В бумаге было сказано, что трудовой договор с Колычевым Виктором Степановичем расторгается с тридцать первого октября. Последняя смена — тридцатого. Подпись, печать, дата.
Тридцатое было сегодня.
Он сложил лист по старому сгибу и убрал во внутренний карман куртки, туда, где обычно лежали путевой лист и мелочь на обед. Дёмин, начальник автоколонны, стоял у стола и не знал, куда деть руки. Он сказал что-то про порядок, про то, что «ничего личного», но сам же и смолк, потому что фраза вышла пустая. Колычев кивнул. Спорить было не с чем.
В раздевалке было тихо. До выхода на линию у большинства еще оставался час, и только сторож ходил по коридору, волоча ноги, будто не хотел их поднимать. Колычев переоделся, повесил куртку на крючок восемнадцать — его крючок уже двадцать три года, если считать точно, — и задержал руку на металлическом номерке. Не из сентиментальности. Просто вдруг захотелось запомнить, как холодит пальцы маленькая круглая цифра.
Он вышел во двор, к стоянке. Сто четырнадцатая машина стояла на привычном месте, с вмятиной на правом крыле и потускневшей полосой у двери. ЛиАЗ девяносто шестого года, старый, но живой. Колычев обошел автобус, как обходил каждое утро: глянул на колеса, провел ладонью по зеркалу, чуть повел его вправо, чтобы не ловить слепую точку на повороте у рынка. Все это он делал не задумываясь — руки помнили раньше головы.
Двигатель завелся сразу. Хороший знак. В такие дни он особенно прислушивался к мотору, будто от него тоже что-то зависело: если схватился сразу, значит, день еще не собирается ломаться окончательно.
Маршрут сорок семь он знал по косточкам. От конечной у рынка через Садовую, потом три квартала по Строителей, потом Лесная, потом обратно. Двадцать две минуты на круг, если светофоры не чудят и если никто не выскакивает под колеса с сумками или велосипедом. Семнадцать лет на одном и том же пути. До этого был другой маршрут, потом его закрыли, и Колычев долго ходил с ощущением, что у него выдернули часть памяти. С тех пор он цеплялся за этот круг так, как люди цепляются за знакомый подъезд или за голос в телефоне: пока это есть, ты еще на месте.
Его пугало не само слово «пенсия». Пенсия была просто цифрой в бумаге, холодной и безликой. Пугало другое: проснуться завтра без раннего выхода, без руля в ладонях, без необходимости помнить, где на Садовой яма, а где светофор держит зеленый лишние семь секунд.
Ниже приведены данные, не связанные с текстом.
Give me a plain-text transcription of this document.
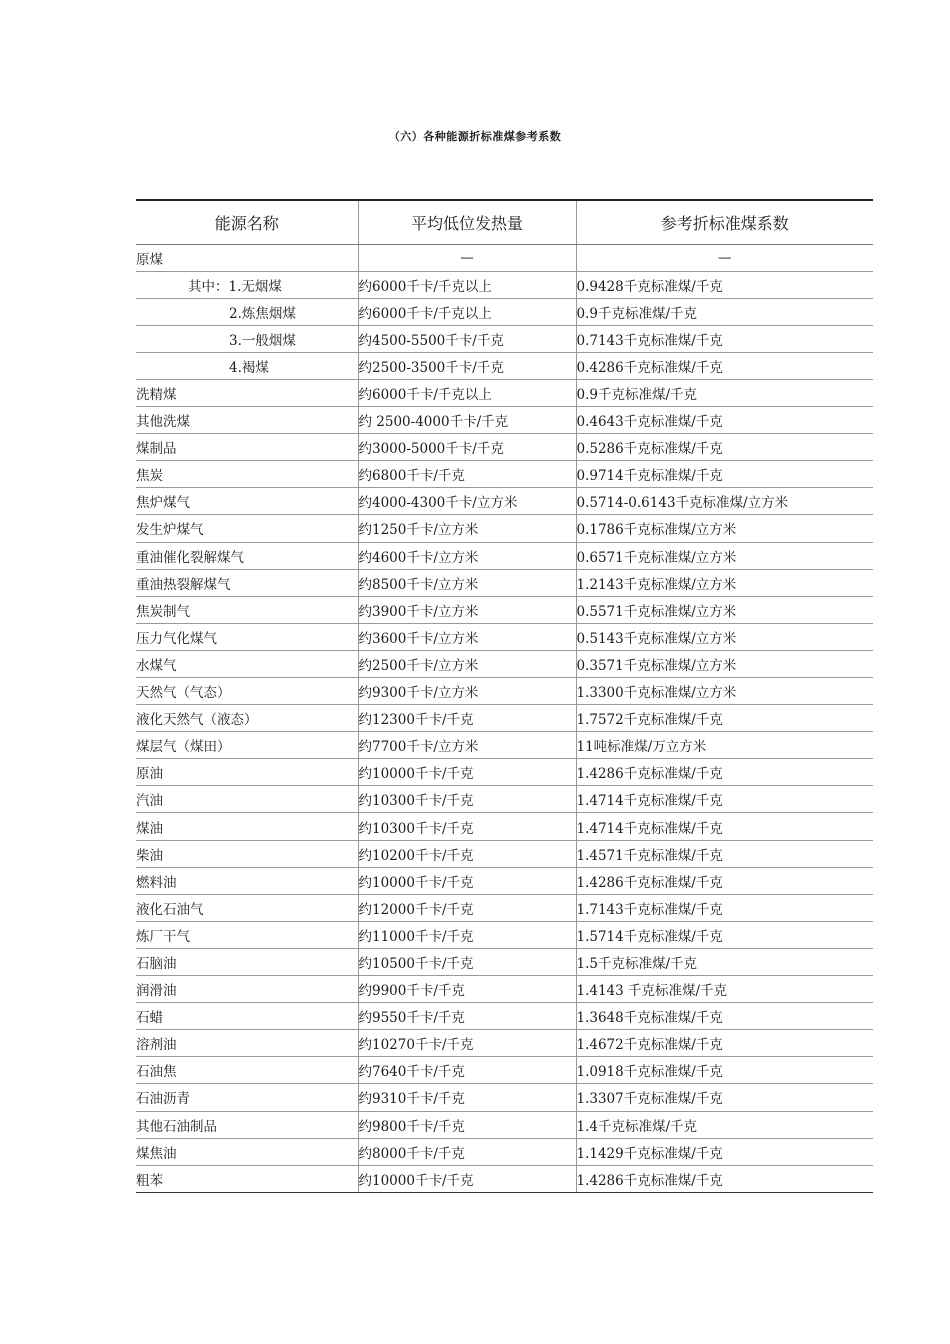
（六）各种能源折标准煤参考系数
能源名称	平均低位发热量	参考折标准煤系数
原煤	—	—
其中：1.无烟煤	约6000千卡/千克以上	0.9428千克标准煤/千克
2.炼焦烟煤	约6000千卡/千克以上	0.9千克标准煤/千克
3.一般烟煤	约4500-5500千卡/千克	0.7143千克标准煤/千克
4.褐煤	约2500-3500千卡/千克	0.4286千克标准煤/千克
洗精煤	约6000千卡/千克以上	0.9千克标准煤/千克
其他洗煤	约 2500-4000千卡/千克	0.4643千克标准煤/千克
煤制品	约3000-5000千卡/千克	0.5286千克标准煤/千克
焦炭	约6800千卡/千克	0.9714千克标准煤/千克
焦炉煤气	约4000-4300千卡/立方米	0.5714-0.6143千克标准煤/立方米
发生炉煤气	约1250千卡/立方米	0.1786千克标准煤/立方米
重油催化裂解煤气	约4600千卡/立方米	0.6571千克标准煤/立方米
重油热裂解煤气	约8500千卡/立方米	1.2143千克标准煤/立方米
焦炭制气	约3900千卡/立方米	0.5571千克标准煤/立方米
压力气化煤气	约3600千卡/立方米	0.5143千克标准煤/立方米
水煤气	约2500千卡/立方米	0.3571千克标准煤/立方米
天然气（气态）	约9300千卡/立方米	1.3300千克标准煤/立方米
液化天然气（液态）	约12300千卡/千克	1.7572千克标准煤/千克
煤层气（煤田）	约7700千卡/立方米	11吨标准煤/万立方米
原油	约10000千卡/千克	1.4286千克标准煤/千克
汽油	约10300千卡/千克	1.4714千克标准煤/千克
煤油	约10300千卡/千克	1.4714千克标准煤/千克
柴油	约10200千卡/千克	1.4571千克标准煤/千克
燃料油	约10000千卡/千克	1.4286千克标准煤/千克
液化石油气	约12000千卡/千克	1.7143千克标准煤/千克
炼厂干气	约11000千卡/千克	1.5714千克标准煤/千克
石脑油	约10500千卡/千克	1.5千克标准煤/千克
润滑油	约9900千卡/千克	1.4143 千克标准煤/千克
石蜡	约9550千卡/千克	1.3648千克标准煤/千克
溶剂油	约10270千卡/千克	1.4672千克标准煤/千克
石油焦	约7640千卡/千克	1.0918千克标准煤/千克
石油沥青	约9310千卡/千克	1.3307千克标准煤/千克
其他石油制品	约9800千卡/千克	1.4千克标准煤/千克
煤焦油	约8000千卡/千克	1.1429千克标准煤/千克
粗苯	约10000千卡/千克	1.4286千克标准煤/千克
Пугало, что утром он сядет на табурет у окна и поймет, что никому больше не нужен ни его глазомер, ни его терпение, ни его привычка ждать пассажира, который бежит с сумкой и хромает на левую ногу.
Он не говорил этого сыну.
Сын вчера позвонил, когда Колычев уже мыл чашку после ужина. Сказал почти бодро:
— Ну и ладно, пап. Отдохнешь. Поживешь как человек.
Колычев тогда только хмыкнул. Сын не хотел обидеть. Он и вправду думал, что помогает. Но в его голосе было что-то, от чего Колычеву стало неприятно: как будто вся его работа, все сорок лет за рулем, вдруг превратились в усталость, от которой надо поскорее избавиться. Не жизнь, а помеха.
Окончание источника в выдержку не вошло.